Functional analyses of vaccine-induced MAGE-A3-specific CD4⁺ T cells. (A) Intracellular cytokine staining of CD4⁺ T cells of representative patient LK-19 on day 43b responding to vaccination with MAGE-A3 protein. CD4⁺ T cells were presensitized for 14 days by using pooled MAGE-A3 peptides, and intracellular cytokine staining of Th1 (Upper) and Th2 (Lower) cytokines was performed after reexposure to single MAGE-A3 peptides. To differentiate effector from target cells, T-APC were stained beforehand by using the intracellular dye CFSE and gated out. Percentages of CD4⁺ effector T cells expressing the given cytokine in response to MAGE-A3 peptide 141–160 are indicated. Background levels were determined by using T-APC pulsed with irrelevant peptide (irrelev pept) and are shown in parentheses. (B) Perforin ELISPOT assays for cytolytic activity of MAGE-A3-specific CD4⁺ T cells.

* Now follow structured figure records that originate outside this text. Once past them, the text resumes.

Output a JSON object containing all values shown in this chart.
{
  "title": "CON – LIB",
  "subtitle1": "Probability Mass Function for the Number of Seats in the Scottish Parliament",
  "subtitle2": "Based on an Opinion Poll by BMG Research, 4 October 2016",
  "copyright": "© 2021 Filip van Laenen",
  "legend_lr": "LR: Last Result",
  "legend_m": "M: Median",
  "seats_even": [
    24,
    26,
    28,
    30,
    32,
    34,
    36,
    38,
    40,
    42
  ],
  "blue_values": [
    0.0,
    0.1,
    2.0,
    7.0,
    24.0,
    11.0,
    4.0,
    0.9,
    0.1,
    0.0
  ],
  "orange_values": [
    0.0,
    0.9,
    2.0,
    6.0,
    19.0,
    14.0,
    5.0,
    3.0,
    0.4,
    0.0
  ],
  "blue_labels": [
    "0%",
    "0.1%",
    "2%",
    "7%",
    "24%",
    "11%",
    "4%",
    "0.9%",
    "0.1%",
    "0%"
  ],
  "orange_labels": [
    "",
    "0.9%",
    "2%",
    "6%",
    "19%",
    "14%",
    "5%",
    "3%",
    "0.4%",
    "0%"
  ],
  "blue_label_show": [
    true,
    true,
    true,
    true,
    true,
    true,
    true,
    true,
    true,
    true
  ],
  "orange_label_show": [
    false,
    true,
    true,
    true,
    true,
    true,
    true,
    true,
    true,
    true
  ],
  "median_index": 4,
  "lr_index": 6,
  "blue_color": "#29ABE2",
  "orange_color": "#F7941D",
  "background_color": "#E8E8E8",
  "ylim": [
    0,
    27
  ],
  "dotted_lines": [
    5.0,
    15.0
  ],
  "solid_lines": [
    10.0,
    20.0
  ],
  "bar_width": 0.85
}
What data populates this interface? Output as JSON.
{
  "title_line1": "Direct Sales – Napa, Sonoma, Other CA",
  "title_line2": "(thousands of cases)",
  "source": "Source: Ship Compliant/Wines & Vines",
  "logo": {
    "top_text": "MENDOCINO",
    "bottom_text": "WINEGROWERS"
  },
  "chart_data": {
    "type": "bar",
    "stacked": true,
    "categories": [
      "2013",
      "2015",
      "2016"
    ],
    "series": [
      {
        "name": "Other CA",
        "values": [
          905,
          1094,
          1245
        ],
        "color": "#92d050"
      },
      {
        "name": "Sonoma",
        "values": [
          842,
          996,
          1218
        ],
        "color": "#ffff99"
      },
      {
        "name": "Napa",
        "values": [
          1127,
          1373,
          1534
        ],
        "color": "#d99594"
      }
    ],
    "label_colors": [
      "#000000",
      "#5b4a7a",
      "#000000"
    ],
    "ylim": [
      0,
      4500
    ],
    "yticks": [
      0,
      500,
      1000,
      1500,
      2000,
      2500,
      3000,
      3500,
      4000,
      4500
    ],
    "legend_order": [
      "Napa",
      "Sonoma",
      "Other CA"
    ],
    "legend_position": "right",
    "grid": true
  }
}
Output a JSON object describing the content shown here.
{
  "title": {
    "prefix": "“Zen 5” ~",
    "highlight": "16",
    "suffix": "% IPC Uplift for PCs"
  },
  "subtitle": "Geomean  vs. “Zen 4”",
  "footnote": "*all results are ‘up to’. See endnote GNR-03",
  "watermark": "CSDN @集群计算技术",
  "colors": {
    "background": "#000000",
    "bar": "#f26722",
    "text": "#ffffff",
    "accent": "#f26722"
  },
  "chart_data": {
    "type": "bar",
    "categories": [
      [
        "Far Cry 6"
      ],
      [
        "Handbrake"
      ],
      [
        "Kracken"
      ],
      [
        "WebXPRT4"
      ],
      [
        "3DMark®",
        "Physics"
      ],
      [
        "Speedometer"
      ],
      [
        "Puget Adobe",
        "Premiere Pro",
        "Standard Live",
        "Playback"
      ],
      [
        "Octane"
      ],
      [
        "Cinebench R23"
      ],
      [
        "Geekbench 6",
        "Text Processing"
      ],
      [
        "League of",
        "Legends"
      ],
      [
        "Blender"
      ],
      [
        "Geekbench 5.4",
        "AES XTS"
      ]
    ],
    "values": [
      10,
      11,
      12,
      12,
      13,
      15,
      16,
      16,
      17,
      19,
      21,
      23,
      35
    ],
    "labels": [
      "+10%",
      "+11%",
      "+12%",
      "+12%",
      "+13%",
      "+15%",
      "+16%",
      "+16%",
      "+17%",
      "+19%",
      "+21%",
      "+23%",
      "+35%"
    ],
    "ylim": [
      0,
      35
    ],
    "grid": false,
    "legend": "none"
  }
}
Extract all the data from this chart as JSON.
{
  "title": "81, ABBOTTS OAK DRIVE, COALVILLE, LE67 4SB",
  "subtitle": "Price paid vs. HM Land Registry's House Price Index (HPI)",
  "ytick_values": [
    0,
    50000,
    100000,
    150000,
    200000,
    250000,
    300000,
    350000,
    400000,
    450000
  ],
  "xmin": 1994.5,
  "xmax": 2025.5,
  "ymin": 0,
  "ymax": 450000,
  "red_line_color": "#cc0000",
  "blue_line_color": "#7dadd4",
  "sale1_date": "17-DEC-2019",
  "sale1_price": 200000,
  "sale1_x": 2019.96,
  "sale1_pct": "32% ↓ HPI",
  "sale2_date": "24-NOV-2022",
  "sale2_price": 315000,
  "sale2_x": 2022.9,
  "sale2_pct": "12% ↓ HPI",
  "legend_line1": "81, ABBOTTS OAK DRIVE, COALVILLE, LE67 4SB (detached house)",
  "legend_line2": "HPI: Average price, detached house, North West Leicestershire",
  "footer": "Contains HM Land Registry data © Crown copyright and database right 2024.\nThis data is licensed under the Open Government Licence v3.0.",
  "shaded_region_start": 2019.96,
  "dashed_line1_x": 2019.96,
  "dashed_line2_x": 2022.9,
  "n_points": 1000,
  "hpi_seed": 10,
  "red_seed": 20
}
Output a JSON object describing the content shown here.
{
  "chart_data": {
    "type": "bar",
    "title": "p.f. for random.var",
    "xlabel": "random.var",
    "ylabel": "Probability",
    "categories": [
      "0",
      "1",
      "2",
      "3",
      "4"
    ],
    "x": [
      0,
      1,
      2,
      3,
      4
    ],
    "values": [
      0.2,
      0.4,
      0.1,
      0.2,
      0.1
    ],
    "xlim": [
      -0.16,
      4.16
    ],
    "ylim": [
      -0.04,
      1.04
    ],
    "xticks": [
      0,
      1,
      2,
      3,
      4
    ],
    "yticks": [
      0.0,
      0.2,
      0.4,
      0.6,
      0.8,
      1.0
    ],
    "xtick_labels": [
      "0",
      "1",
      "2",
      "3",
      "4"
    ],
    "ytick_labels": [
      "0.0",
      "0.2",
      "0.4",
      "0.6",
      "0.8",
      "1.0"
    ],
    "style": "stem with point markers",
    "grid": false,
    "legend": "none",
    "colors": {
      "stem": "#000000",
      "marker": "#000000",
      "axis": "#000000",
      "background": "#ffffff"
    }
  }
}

Representative results are shown for CD4⁺ T cells obtained on day 85 from patient WG-13 responding against pooled MAGE-A3 peptides (#16–30) and single MAGE-A3 peptide 151–170 (#16). (C) After in vitro sensitization with pooled peptides, MAGE-A3-specific CD4⁺ T cells did not coexpress Treg marker FOXP3. Representative results of intracellular costaining of IFN-γ and FOXP3 are shown for MAGE-A3 141–160-specific CD4⁺ T cells of patient LK-19 obtained on day 43b.

Fig. 4.

Summary of T cell epitopes from MAGE-A3 previously described and found in this study. (Left) Epitopes in the context of HLA class I (left, blue bars) or class II (right, red bars) are shown aligned to scale along the amino acid sequence of full-length MAGE-A3 protein (black graduated bar). Whenever defined, a selection of potential HLA restriction alleles is indicated. (Right) Summary of HLA class I- or class II-restricted epitopes of MAGE-A3 defined by analyzing T cell responses after vaccination with full-length MAGE-A3 protein.